The numbness of your thoughts.
Lips which speak of other men & break
The dreams I hold within, behind this mask.
I feel the pain.
I sink to feet.
My fire burns but no smoke seen – you cannot see.
You have no clue this love I hold; I yearn for you.
A ghost I am. Mischievous, amusing, blind & drunk.
You ignore me so. It kills.
You slit my wrists with paine of childish dismissal.
Fourteen again & treated so.
You hold my hand. But to you this is jest, not love for me.
You take my name & throw it round the rooms we play.
I long for you.
But you run right past.
I smile for you.
A fool. His muse.
I feel the weariness of love appear & conquer me.
& Numbness holds.
I want you.
I wish you knew.
That other man whose name you brandish like golden finds, what care he for you?

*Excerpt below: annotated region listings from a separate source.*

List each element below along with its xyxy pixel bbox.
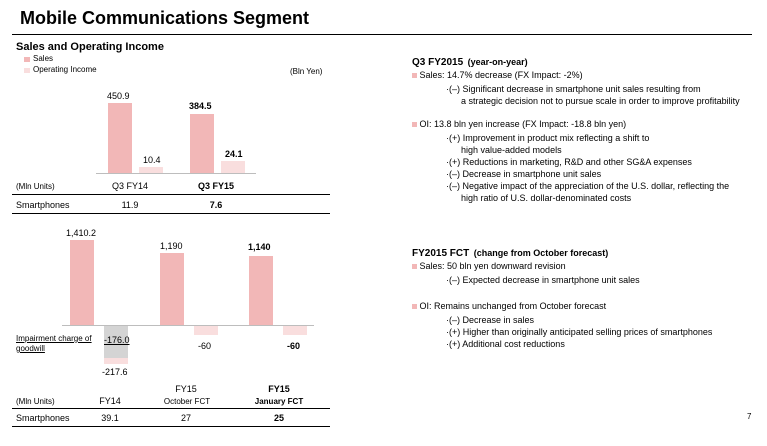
value-q3fy15-sales: 384.5 [189, 101, 212, 111]
bullet-icon [412, 304, 417, 309]
q3-oi-sub2: ·(+) Reductions in marketing, R&D and ot… [446, 157, 692, 167]
q3-heading: Q3 FY2015 [412, 57, 464, 68]
fct-oi-sub3: ·(+) Additional cost reductions [446, 339, 565, 349]
q3-oi-sub1: ·(+) Improvement in product mix reflecti… [446, 133, 650, 143]
col-oct-line1: FY15 [175, 384, 197, 394]
value-jan-oi: -60 [287, 341, 301, 351]
value-jan-sales: 1,140 [248, 242, 271, 252]
page-title: Mobile Communications Segment [20, 8, 310, 28]
bar-jan-oi [283, 325, 307, 335]
q3-sales-line: Sales: 14.7% decrease (FX Impact: -2%) [419, 70, 583, 80]
bar-q3fy15-sales [190, 114, 214, 173]
value-fy14-sales: 1,410.2 [66, 228, 97, 238]
row-unit-label-2: (Mln Units) [16, 397, 55, 406]
q3-sales-bullet: Sales: 14.7% decrease (FX Impact: -2%) [412, 69, 583, 81]
bar-jan-sales [249, 256, 273, 325]
row-unit-label: (Mln Units) [16, 182, 55, 191]
q3-oi-line: OI: 13.8 bln yen increase (FX Impact: -1… [419, 119, 627, 129]
units-q3fy14: 11.9 [121, 200, 139, 210]
q3-oi-sub4: ·(–) Negative impact of the appreciation… [446, 181, 730, 191]
fct-sales-sub1: ·(–) Expected decrease in smartphone uni… [446, 275, 640, 285]
table-divider [12, 194, 330, 195]
table-divider-2 [12, 408, 330, 409]
value-q3fy15-oi: 24.1 [225, 149, 243, 159]
forecast-baseline [62, 325, 314, 326]
table-bottom-rule-2 [12, 426, 330, 427]
value-fy14-impairment: -176.0 [104, 335, 130, 345]
fct-sales-bullet: Sales: 50 bln yen downward revision [412, 260, 566, 272]
legend-sales-swatch [24, 57, 30, 62]
q3-heading-block: Q3 FY2015 (year-on-year) [412, 52, 528, 70]
fct-heading-block: FY2015 FCT (change from October forecast… [412, 243, 608, 261]
fct-oi-sub2-text: (+) Higher than originally anticipated s… [449, 327, 713, 337]
q3-oi-bullet: OI: 13.8 bln yen increase (FX Impact: -1… [412, 118, 626, 130]
row-smartphones-label: Smartphones [16, 200, 70, 210]
units-q3fy15: 7.6 [209, 200, 223, 210]
legend-oi-label: Operating Income [33, 65, 97, 74]
q3-sales-sub1b: a strategic decision not to pursue scale… [461, 96, 740, 106]
q3-oi-sub3-text: (–) Decrease in smartphone unit sales [449, 169, 602, 179]
table-bottom-rule [12, 213, 330, 214]
col-q3fy15: Q3 FY15 [197, 181, 235, 191]
col-oct-line2: October FCT [163, 397, 211, 406]
fct-heading: FY2015 FCT [412, 248, 470, 259]
q3-oi-sub3: ·(–) Decrease in smartphone unit sales [446, 169, 602, 179]
bullet-icon [412, 73, 417, 78]
q3-sales-sub1: ·(–) Significant decrease in smartphone … [446, 84, 701, 94]
q3-sales-sub1-text: (–) Significant decrease in smartphone u… [449, 84, 701, 94]
bullet-icon [412, 122, 417, 127]
q3-oi-sub2-text: (+) Reductions in marketing, R&D and oth… [449, 157, 692, 167]
impairment-label-line1: Impairment charge of [16, 334, 92, 343]
units-fy14: 39.1 [101, 413, 119, 423]
bar-q3fy14-oi [139, 167, 163, 173]
fct-oi-sub1: ·(–) Decrease in sales [446, 315, 535, 325]
bar-q3fy14-sales [108, 103, 132, 173]
bullet-icon [412, 264, 417, 269]
value-q3fy14-oi: 10.4 [143, 155, 161, 165]
q3-oi-sub1b: high value-added models [461, 145, 562, 155]
bar-oct-oi [194, 325, 218, 335]
col-q3fy14: Q3 FY14 [111, 181, 149, 191]
q3-heading-suffix: (year-on-year) [467, 57, 528, 67]
fct-heading-suffix: (change from October forecast) [473, 248, 609, 258]
value-q3fy14-sales: 450.9 [107, 91, 130, 101]
bar-fy14-impairment [104, 325, 128, 358]
value-oct-oi: -60 [198, 341, 212, 351]
bar-q3fy15-oi [221, 161, 245, 173]
title-divider [12, 34, 752, 35]
fct-oi-sub2: ·(+) Higher than originally anticipated … [446, 327, 713, 337]
units-jan: 25 [273, 413, 284, 423]
page-number: 7 [747, 412, 752, 421]
legend-sales-label: Sales [33, 54, 54, 63]
fct-sales-line: Sales: 50 bln yen downward revision [419, 261, 566, 271]
impairment-label-line2: goodwill [16, 344, 45, 353]
fct-oi-bullet: OI: Remains unchanged from October forec… [412, 300, 606, 312]
col-jan-line1: FY15 [268, 384, 290, 394]
chart-baseline [96, 173, 256, 174]
fct-sales-sub1-text: (–) Expected decrease in smartphone unit… [449, 275, 640, 285]
q3-oi-sub1-text: (+) Improvement in product mix reflectin… [449, 133, 650, 143]
unit-label: (Bln Yen) [290, 67, 323, 76]
bar-fy14-sales [70, 240, 94, 325]
q3-oi-sub4b: high ratio of U.S. dollar-denominated co… [461, 193, 632, 203]
value-fy14-oi: -217.6 [102, 367, 128, 377]
fct-oi-line: OI: Remains unchanged from October forec… [419, 301, 607, 311]
q3-oi-sub4-text: (–) Negative impact of the appreciation … [449, 181, 730, 191]
bar-oct-sales [160, 253, 184, 325]
value-oct-sales: 1,190 [160, 241, 183, 251]
sales-oi-heading: Sales and Operating Income [16, 41, 164, 53]
legend-oi-swatch [24, 68, 30, 73]
units-oct: 27 [180, 413, 191, 423]
bar-fy14-oi [104, 358, 128, 364]
row-smartphones-label-2: Smartphones [16, 413, 70, 423]
col-jan-line2: January FCT [254, 397, 304, 406]
col-fy14: FY14 [99, 396, 121, 406]
fct-oi-sub1-text: (–) Decrease in sales [449, 315, 535, 325]
fct-oi-sub3-text: (+) Additional cost reductions [449, 339, 565, 349]
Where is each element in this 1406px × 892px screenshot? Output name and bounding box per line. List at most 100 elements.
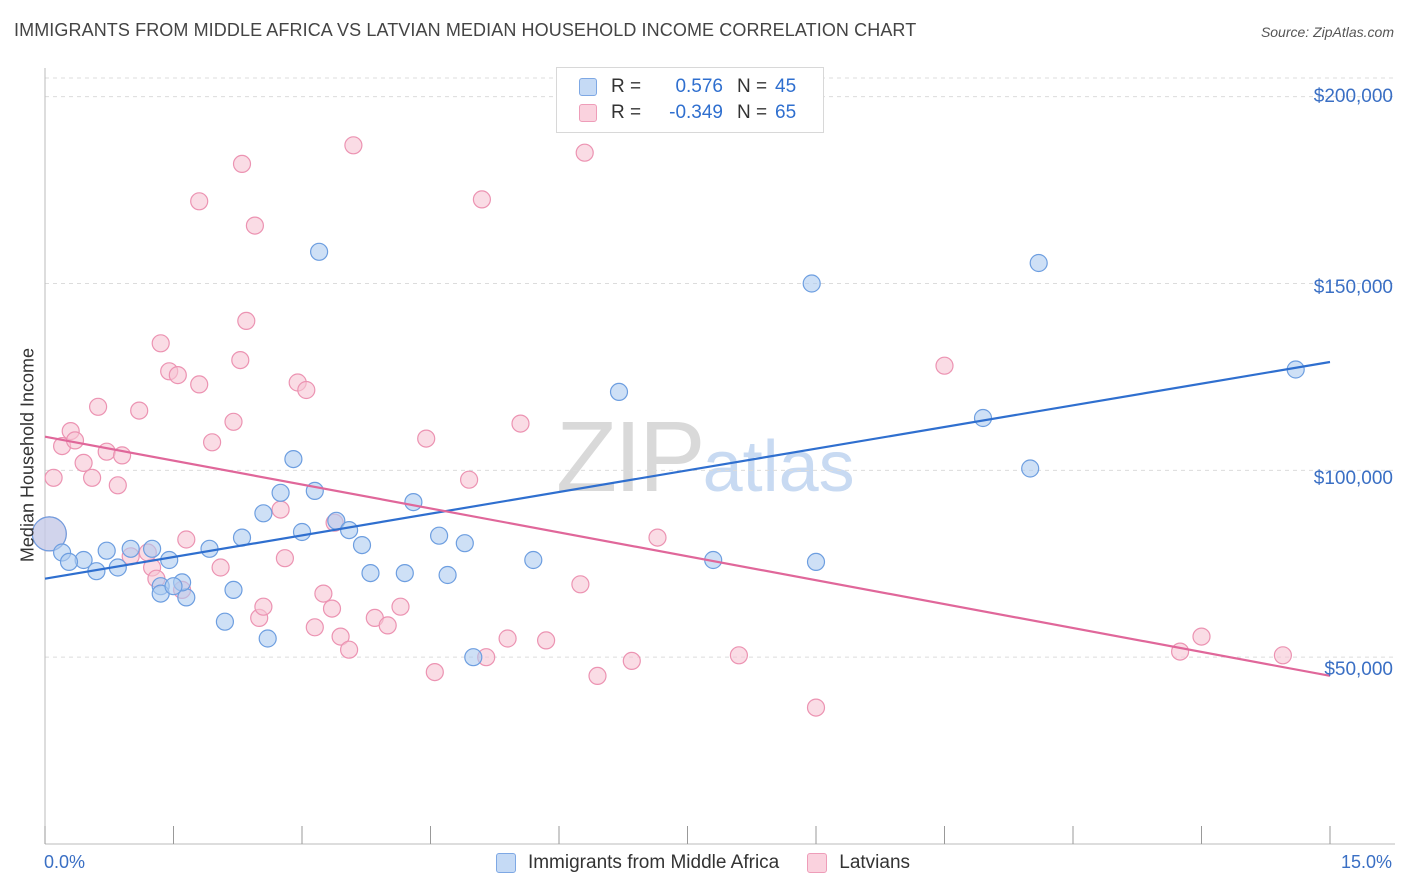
middle-africa-point	[254, 504, 273, 523]
latvian-point	[1170, 642, 1190, 661]
latvian-point	[305, 618, 324, 637]
latvian-point	[622, 651, 641, 671]
legend-row-middle-africa: R = 0.576 N = 45	[579, 75, 796, 99]
middle-africa-point	[258, 629, 277, 648]
legend-label: Latvians	[839, 852, 911, 873]
watermark: ZIPatlas	[556, 400, 855, 515]
latvian-point	[211, 558, 230, 577]
middle-africa-point	[404, 493, 423, 512]
middle-africa-point	[973, 408, 993, 428]
latvian-point	[203, 433, 222, 452]
x-min-label: 0.0%	[44, 852, 86, 872]
n-value: 45	[775, 76, 797, 97]
middle-africa-point	[430, 526, 449, 545]
latvian-point	[254, 597, 273, 616]
middle-africa-point	[271, 483, 290, 502]
latvian-point	[190, 375, 209, 394]
r-label: R =	[611, 102, 642, 123]
latvian-point	[275, 549, 294, 568]
middle-africa-point	[215, 612, 234, 631]
blue-swatch	[495, 853, 516, 873]
latvian-point	[271, 500, 290, 519]
middle-africa-point	[143, 539, 162, 558]
middle-africa-point	[806, 552, 826, 572]
latvian-point	[588, 666, 607, 686]
latvian-point	[232, 154, 252, 173]
y-tick-label-50k: $50,000	[1324, 659, 1393, 680]
middle-africa-point	[361, 563, 380, 583]
latvian-point	[130, 401, 149, 420]
middle-africa-point	[160, 550, 179, 570]
latvian-point	[425, 662, 444, 682]
chart-title: IMMIGRANTS FROM MIDDLE AFRICA VS LATVIAN…	[14, 20, 917, 40]
series-legend: Immigrants from Middle Africa Latvians	[0, 852, 1406, 874]
latvian-point	[472, 190, 491, 209]
latvians-trend-line	[44, 435, 1331, 677]
middle-africa-point	[340, 520, 359, 540]
y-tick-label-200k: $200,000	[1313, 86, 1393, 107]
middle-africa-points	[31, 242, 1305, 667]
middle-africa-point	[1021, 459, 1040, 478]
watermark-atlas: atlas	[702, 427, 855, 507]
middle-africa-point	[310, 242, 329, 261]
latvian-point	[237, 311, 256, 330]
latvian-point	[151, 334, 170, 353]
latvian-point	[575, 143, 594, 162]
middle-africa-point	[1029, 253, 1048, 273]
r-value: 0.576	[675, 76, 723, 97]
middle-africa-point	[438, 565, 457, 585]
n-value: 65	[775, 102, 797, 123]
latvian-point	[97, 442, 116, 461]
latvian-point	[74, 453, 93, 472]
n-label: N =	[737, 102, 768, 123]
latvian-point	[1192, 627, 1211, 646]
middle-africa-point	[455, 534, 474, 553]
latvian-point	[511, 414, 530, 433]
middle-africa-point	[609, 382, 629, 401]
trend-lines	[44, 360, 1331, 677]
middle-africa-point	[352, 535, 372, 555]
latvian-point	[331, 627, 350, 646]
latvian-point	[168, 366, 187, 385]
pink-swatch	[807, 853, 828, 873]
blue-swatch	[579, 78, 597, 96]
latvian-point	[44, 468, 63, 487]
middle-africa-trend-line	[44, 360, 1331, 580]
legend-label: Immigrants from Middle Africa	[527, 852, 780, 873]
middle-africa-point	[284, 450, 303, 469]
latvian-point	[231, 351, 250, 370]
y-axis-label: Median Household Income	[17, 347, 38, 563]
middle-africa-point	[464, 648, 483, 667]
middle-africa-point	[224, 580, 243, 600]
y-tick-label-150k: $150,000	[1313, 277, 1393, 298]
latvian-point	[391, 597, 410, 616]
r-value: -0.349	[669, 102, 723, 123]
latvian-point	[806, 698, 826, 717]
source-label: Source: ZipAtlas.com	[1260, 24, 1394, 40]
latvians-points	[31, 136, 1293, 717]
y-tick-label-100k: $100,000	[1313, 468, 1393, 489]
latvian-point	[935, 356, 954, 375]
x-max-label: 15.0%	[1340, 852, 1392, 872]
middle-africa-point	[59, 552, 79, 572]
n-label: N =	[737, 76, 768, 97]
latvian-point	[82, 468, 102, 487]
watermark-zip: ZIP	[556, 401, 706, 513]
middle-africa-point	[121, 539, 140, 558]
latvian-point	[322, 599, 342, 618]
legend-item-middle-africa[interactable]: Immigrants from Middle Africa	[495, 852, 780, 874]
latvian-point	[1273, 646, 1293, 665]
latvian-point	[190, 192, 209, 211]
legend-item-latvians[interactable]: Latvians	[807, 852, 910, 874]
middle-africa-point	[395, 563, 414, 583]
latvian-point	[571, 575, 590, 594]
middle-africa-point	[31, 516, 67, 552]
middle-africa-point	[200, 539, 219, 558]
latvian-point	[378, 616, 397, 635]
latvian-point	[340, 640, 359, 659]
latvian-point	[88, 397, 108, 416]
middle-africa-point	[164, 577, 183, 596]
middle-africa-point	[524, 550, 543, 570]
middle-africa-point	[802, 274, 821, 293]
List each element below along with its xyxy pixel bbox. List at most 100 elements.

But I my friend. I my smiling pretty, goofy, unashamed in ignorance, blissful girl,
The softness of your touch which melts my skin & drains my brain in mush for you.
Or that waist which calls & screams for my hands to be emboldened & take you there.
Undress your clothes & sense the silkiness of your curves alone.
I long for you.
& though my kisses would range from slow to hunger, your smile would I confess each day fuels my mind.
But you talk of him!
As if god were more important than the joys of someone close who worships you.
You’re killing me!
& I see you do not care or know.
You put me down in words of jest & compete in ways with me that time will test.
Another touch of hand.
Warm, smooth, innocent ecstasy. A frivolous desire.
I burn for you; a crimson fire.
You push me far, & I can’t break through!
I m drunk in the words I write for you.
I wish that girl could love or kiss
Then aching yearning would I miss & dreams fulfilled.
Snuggled up with naked child who smiled.
I dream of you.
Perhaps one day you’ll call for me instead.
~ On being with my girl. She speaks but does not see.